第一个男人的烟头烫到身上后,她的信念并没有动摇。可那一屋子,足足有十五个人。他划一刀、他刻一字、他甩一巴掌、他脱了裤子掰开她的腿……从日头高高挂起,到暮色四合。整整一个下午,陆湘在刀山火海里走了一趟又一趟,可偏偏阎王不收她,她就只能继续忍受这些非人的对待。摧毁一个人的意志真的太容易了,把人往那间昏暗的屋子里一丢。好端端的人进去,出来时就不知是鬼是伥。那些曾经陆湘以为很重要的东西,就在那一遍遍的求生不能求死不得中化为齑粉。她扑到艾德文脚旁,衣不蔽体也无暇自顾,一个劲地磕头求饶。中年男人的五官隐在阴影里,听着她声嘶力竭的哀求,怜惜的啧啧两声,手指抬起她的下颌。陆湘被迫抬头,得以看清他的脸。一张极具西方神韵的脸,大刀阔斧的五官硬朗又正气,深邃的蓝眸完美的嵌合在桃花眸里,看起来甚是多情。他气质并不阴邪,反倒像极了米国战争电影里经常为大义牺牲的长官,从容宽仁,下线后总要赚取观众一包眼泪。就是顶着这样一副长相,艾德文出现在十七岁的陆湘面前,让她横生出了救世主的错觉。她成了他的干女儿,跟了他之后才发现他还有许多跟她一样的‘干女儿’。她们在他的庇护下,从或贫穷或肮脏的过去里爬出来,用新鲜靓丽的外表进入一个崭新的世界。她们在高层斡旋,在声色场里游走。上至高官,下至富商,老至耄耋,小至少年。艾德文为她们安排一个又一个‘对象’,扮演着一个又一个角色。今天是高官情妇,明天就是富二代的追求对象,后天又可能成为顶流男星的绯闻对象。艾德文稳准狠的抓住了天底下男人所有的劣根性,以这种方式在海城发散势力,手眼通天。再大些时候,陆湘逐渐明白自己走了一条什么样的路。她尝试过脱离,但结果无一例外都是失败。在这一行浸淫太久,想干净的抽身难比登天。可她最后还是看到了希望,她遇到了希澈。艾德文的私生子,也是他唯一认可的‘儿子’。陆湘承认,一开始接近希澈的确是抱着利用他摆脱艾德文的目的性。可到底是她道行太浅,一头扎进了暧昧的暗恋里,二十几年的修行毁于一旦。她太年轻,也太无知。以为爱的包容性大到可以容纳世间一切不堪,甚至为此付出生命也是值得的。她将轰轰烈烈爱一场,给暗无天日的人生划上一个五光十色的句号。这个幼稚的信念,在艾德文的注视下寸寸瓦解。“傻女孩,现在明白了吗?这世界上除了你自己,谁也不会更爱你了。”

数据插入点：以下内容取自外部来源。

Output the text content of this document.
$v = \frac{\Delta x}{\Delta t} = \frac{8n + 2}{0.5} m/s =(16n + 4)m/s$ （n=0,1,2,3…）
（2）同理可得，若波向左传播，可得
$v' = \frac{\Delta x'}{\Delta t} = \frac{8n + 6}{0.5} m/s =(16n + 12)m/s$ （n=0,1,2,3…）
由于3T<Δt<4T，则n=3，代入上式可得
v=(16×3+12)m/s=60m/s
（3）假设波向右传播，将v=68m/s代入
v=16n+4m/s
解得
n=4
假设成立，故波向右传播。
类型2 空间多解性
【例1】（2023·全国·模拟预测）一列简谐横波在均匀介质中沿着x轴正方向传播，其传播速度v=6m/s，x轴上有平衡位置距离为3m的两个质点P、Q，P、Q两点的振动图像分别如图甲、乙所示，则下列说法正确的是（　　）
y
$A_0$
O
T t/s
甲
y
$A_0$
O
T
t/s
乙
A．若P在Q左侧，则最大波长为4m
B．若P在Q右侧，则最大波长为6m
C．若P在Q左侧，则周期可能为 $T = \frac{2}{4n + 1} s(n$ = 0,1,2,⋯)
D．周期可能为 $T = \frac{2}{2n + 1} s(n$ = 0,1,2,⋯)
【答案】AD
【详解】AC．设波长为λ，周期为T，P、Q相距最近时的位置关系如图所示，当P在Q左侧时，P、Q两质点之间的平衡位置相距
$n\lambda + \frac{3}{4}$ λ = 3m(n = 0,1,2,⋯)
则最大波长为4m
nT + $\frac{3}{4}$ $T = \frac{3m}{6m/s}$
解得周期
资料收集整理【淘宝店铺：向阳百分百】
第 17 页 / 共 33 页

中年人惋惜的叹了口气,像个敦亲和善的教父:“不要相信男人,也包括干爹我。”
他动作温柔,划过她胸前的刀片刻痕,指腹在上头碾了下,陆湘顿时疼到战栗。“但干爹和别人不一样,只要你跟我认错,我就还是疼你的,天底下没有后悔药,不过干爹可以给你一次赎罪的机会。”
陆湘疼到牙关都在打颤,窒息麻木的疼痛里,她抓到了最后一根稻草。“我错了干爹!您放过我这回,您让我做什么都行!”
她匍匐在他,讨好的扯着破碎的袖口替他擦去鞋面上的灰,仰头笑得用力:“干爹,女儿会好好听您的话。”
艾德文笑起来,一把将她从地上捞起,按坐在腿上。他笑的畅快,胸腔共振着让陆湘耳廓微微发麻,她配合得笑,嘴巴僵硬的咧着。“要不怎么说我这些女儿里,除了小槐,我最喜欢的就是你了。”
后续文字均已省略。